Fangirl/fanboy habit automatically embraces Hollywood calculation as part of enjoying the MCU. Reviewers contribute to this hive mind by respectfully reviewing and praising the “continuity” between the various films and streaming TV series, as though performing classical exegesis. But this is false sophistication, especially in this case, when it covers up the visual ineptitude and chaos of The Marvels. Director Nia DaCosta jumps erratically between battle scenes, musical numbers, and sisterhood dialogues, all displaying that same F/X-team anonymity that ruined the Wonder Woman franchise.

DaCosta’s political identity should be irrelevant, but the film’s Black Panther–influenced race-gender blatancy makes politics unavoidable.
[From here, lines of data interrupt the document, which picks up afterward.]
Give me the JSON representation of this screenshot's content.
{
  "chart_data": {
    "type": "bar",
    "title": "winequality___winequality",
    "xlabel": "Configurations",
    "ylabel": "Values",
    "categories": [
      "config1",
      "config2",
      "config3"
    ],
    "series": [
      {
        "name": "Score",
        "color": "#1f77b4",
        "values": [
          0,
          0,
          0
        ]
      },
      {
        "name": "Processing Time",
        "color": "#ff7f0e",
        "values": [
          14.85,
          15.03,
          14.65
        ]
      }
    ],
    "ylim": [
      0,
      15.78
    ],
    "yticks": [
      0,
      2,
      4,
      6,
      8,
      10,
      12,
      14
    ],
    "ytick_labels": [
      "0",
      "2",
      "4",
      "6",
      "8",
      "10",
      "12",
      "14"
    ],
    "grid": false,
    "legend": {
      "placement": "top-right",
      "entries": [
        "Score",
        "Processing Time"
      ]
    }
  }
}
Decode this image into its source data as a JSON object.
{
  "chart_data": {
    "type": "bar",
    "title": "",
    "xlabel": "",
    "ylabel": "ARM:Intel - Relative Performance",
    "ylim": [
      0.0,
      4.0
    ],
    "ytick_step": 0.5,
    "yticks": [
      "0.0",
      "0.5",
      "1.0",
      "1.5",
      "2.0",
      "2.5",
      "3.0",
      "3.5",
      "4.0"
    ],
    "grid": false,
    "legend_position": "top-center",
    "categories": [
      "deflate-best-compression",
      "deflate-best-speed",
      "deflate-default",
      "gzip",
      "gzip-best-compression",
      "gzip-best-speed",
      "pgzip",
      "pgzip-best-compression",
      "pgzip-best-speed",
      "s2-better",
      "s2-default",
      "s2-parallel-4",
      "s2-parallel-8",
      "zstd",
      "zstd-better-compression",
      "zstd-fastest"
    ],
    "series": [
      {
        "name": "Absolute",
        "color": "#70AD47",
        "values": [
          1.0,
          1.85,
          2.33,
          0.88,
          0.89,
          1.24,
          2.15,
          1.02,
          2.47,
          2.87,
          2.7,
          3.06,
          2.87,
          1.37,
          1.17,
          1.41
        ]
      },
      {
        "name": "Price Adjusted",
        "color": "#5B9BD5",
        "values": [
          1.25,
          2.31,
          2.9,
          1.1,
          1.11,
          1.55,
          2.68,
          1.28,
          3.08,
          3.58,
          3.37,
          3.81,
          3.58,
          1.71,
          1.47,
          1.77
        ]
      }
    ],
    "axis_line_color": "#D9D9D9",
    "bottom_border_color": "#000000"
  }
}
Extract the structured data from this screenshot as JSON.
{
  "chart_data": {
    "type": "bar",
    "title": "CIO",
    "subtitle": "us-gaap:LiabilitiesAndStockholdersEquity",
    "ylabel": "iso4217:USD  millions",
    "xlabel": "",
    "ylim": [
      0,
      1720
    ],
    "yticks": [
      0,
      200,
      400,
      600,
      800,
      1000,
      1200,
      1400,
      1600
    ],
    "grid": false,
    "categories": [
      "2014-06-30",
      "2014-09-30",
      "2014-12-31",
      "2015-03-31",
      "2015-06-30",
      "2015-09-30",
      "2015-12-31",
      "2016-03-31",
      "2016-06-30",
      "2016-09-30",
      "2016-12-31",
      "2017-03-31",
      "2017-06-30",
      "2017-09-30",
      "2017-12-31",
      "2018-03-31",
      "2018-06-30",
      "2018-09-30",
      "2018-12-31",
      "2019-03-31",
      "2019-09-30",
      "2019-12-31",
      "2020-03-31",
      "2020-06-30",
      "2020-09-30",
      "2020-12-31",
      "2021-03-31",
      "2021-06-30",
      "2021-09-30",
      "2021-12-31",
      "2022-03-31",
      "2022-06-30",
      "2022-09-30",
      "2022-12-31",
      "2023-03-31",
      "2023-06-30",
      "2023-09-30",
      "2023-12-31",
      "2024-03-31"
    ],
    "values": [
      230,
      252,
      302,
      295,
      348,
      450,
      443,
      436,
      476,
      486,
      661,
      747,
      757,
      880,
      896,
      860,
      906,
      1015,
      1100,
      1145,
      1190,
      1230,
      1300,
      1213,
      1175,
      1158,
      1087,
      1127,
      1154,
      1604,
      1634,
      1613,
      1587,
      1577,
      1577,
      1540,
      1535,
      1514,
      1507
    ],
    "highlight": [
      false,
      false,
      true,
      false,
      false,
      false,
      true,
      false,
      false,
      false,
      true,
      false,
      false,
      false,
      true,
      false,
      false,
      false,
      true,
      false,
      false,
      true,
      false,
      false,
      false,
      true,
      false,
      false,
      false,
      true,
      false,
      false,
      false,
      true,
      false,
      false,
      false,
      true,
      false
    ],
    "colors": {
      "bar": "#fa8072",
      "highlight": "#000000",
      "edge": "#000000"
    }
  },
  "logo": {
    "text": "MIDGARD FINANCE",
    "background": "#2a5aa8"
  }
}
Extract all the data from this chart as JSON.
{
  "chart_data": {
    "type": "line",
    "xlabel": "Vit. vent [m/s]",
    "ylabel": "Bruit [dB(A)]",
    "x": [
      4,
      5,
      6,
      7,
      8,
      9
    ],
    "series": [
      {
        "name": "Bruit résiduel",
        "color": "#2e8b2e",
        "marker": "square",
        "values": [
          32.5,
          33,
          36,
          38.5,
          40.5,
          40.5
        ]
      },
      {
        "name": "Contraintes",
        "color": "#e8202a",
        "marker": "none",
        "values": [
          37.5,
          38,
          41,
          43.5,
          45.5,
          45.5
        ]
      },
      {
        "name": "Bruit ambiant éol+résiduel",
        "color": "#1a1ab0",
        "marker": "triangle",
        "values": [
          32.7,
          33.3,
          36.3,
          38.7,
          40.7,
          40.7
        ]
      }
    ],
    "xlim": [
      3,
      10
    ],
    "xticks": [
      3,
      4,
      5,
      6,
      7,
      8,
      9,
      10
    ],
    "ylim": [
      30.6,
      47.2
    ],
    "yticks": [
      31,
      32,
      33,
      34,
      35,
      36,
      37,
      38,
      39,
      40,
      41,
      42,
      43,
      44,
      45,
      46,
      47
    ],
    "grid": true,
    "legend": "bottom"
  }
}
How else to make sense of The Marvels and its conspicuous oversell? The emphasis on political identity — Larson’s RBF, Parris’s anger, and Vellani’s naïveté — recalls the multiracial multiverse gamesmanship in Everything Everywhere All at Once, which was also a Hollywood rip-off of Johnnie To’s female fighters in the Hong Kong film The Heroic Trio.

These mixed messages of empowerment and exploitation get reduced to the film’s only amusing moment: a shot of extraterrestrial felines, called the Flerken, scrambling down a flight of stairs like herded cats possibly forming a queue. (The Broadway tune “Memory,” from Cats, plays on the soundtrack, but “The Hunter Gets Captured by the Game,” by the Marvelettes, would have been better.) One realizes that a franchise that has jumped the shark also mixes its metaphors.